Initially, the coach measured Richard’s height incorrectly. After the error was corrected, both the mean and median of the heights increased by \(0.5\) cm.
Determine all the possible values for the height of Richard.
We will let Richard’s correct height be \(R\) and the incorrectly recorded height be \(r\).
To find a relationship between \(R\) and \(r\) we will look at the averages of the heights. The average of the heights with the incorrect height, \(r\), is \[\frac{180+181+183+187+188+190+193+195+196+r}{10} = \frac{1693+r}{10}\]
The average with the correct height, \(R\), is \[\frac{180+181+183+187+188+190+193+195+196+R}{10} = \frac{1693+R}{10}\]
Since the new mean is \(0.5\) cm more than the old mean, we have: \[\begin{aligned} \frac{1693+r}{10} + 0.5 &= \frac{1693+R}{10} \\ 1693+r + 5 &= 1693 + R \\ r+5 &= R \end{aligned}\] Let’s examine the median for different values of \(r\).
Case 1: If \(r \leq 182\), then \(R \leq 187\) (since \(R=r+5\)).
The median with the incorrect height is \(\frac{187+188}{2}=187.5\). Since \(R\) and \(r\) are both less than \(188\), the median with the correct height will remain at \(187.5\). Therefore, this case is not a possible solution.
Case 2: If \(r = 183\), then \(R = 188.\)
The median with the incorrect height is \(\frac{187+188}{2}=187.5\). Since \(R = 188\), the median with the correct height is \(\frac{188+188}{2}=188\), which is an increase of \(0.5\) in the median. Therefore, this case is one possible solution.
Case 3: If \(r = 184\), then \(R = 189.\)
The median with the incorrect height is \(\frac{187+188}{2}=187.5\). Since \(R =189\), the median with the correct height is \(\frac{188+189}{2}=188.5\), which is an increase of \(1\) in the median. Therefore, this case is not a possible solution.
Case 4: If \(185 \leq r \leq 187\), then \(190 \leq R \leq 192.\)
The median with the incorrect height is \(\frac{187+188}{2}=187.5\).
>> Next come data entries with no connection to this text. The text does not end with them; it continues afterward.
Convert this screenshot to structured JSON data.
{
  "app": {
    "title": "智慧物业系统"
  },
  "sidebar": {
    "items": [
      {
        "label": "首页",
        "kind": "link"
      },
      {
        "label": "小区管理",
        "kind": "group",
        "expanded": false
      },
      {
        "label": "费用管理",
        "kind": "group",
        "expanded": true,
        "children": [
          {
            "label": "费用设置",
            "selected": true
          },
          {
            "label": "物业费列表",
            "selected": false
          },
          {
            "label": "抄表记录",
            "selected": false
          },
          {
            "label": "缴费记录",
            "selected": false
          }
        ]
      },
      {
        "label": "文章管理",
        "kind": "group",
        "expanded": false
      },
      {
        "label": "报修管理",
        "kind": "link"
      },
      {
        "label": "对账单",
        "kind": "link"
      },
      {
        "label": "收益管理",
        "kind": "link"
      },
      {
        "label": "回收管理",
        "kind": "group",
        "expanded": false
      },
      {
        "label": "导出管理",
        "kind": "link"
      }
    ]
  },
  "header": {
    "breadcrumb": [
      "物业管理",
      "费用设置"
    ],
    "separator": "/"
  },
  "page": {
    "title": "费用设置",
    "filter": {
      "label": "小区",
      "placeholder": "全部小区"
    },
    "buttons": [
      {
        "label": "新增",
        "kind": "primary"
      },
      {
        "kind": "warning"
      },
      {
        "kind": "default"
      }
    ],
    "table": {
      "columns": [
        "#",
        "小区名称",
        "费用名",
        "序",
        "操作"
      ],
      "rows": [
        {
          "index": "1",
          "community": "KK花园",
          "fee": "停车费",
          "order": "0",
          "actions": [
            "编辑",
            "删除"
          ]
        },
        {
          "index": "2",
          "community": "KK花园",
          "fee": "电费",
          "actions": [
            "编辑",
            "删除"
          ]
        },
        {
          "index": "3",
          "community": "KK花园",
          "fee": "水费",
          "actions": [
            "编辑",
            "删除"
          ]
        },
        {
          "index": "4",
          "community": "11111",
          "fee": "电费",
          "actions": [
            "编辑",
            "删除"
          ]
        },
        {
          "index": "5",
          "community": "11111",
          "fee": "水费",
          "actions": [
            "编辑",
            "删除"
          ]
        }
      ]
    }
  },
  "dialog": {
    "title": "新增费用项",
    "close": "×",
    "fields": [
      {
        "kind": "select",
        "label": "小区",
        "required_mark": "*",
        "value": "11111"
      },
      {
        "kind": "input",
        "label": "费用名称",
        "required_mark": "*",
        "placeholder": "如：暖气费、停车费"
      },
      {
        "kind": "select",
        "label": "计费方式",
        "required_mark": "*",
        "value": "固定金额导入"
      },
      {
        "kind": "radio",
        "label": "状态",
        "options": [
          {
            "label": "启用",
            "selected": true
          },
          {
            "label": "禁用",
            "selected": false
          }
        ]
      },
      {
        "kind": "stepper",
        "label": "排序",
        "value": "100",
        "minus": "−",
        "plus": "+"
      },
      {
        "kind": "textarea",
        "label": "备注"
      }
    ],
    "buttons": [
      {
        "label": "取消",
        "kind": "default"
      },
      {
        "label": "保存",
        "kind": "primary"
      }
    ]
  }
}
Since \(190 \leq R \leq 193\), the median with the correct height is \(\frac{188+190}{2}=189\), which is an increase of \(1.5\) in the median. Therefore, this case is not a possible solution.
Case 5: If \(r = 188\), then \(R=193.\)
The median with the incorrect height is \(\frac{188+188}{2}=188\). Since \(R= 193\), the median with the correct height is \(\frac{188+190}{2}=189\), which is an increase of \(1\) in the median. Therefore, this case is not a possible solution.
Case 6: If \(r = 189\), then \(R=194.\)
The median with the incorrect height is \(\frac{188+189}{2}=188.5\). Since \(R= 194\), the median with the correct height is \(\frac{188+190}{2}=189\), which is an increase of \(0.5\) in the median. Therefore, this case is one possible solution.
Case 7: If \(r \geq 190\), then \(R \geq 195.\)
The median with the incorrect height is \(\frac{188+190}{2}=189\). Since both \(r\) and \(R\) are greater than or equal to \(190\), the median with the correct height will remain at \(\frac{188+190}{2}=189\). Therefore, this case is not a possible solution.
Therefore, the possible correct heights for Richard are \(188\) cm or \(194\) cm.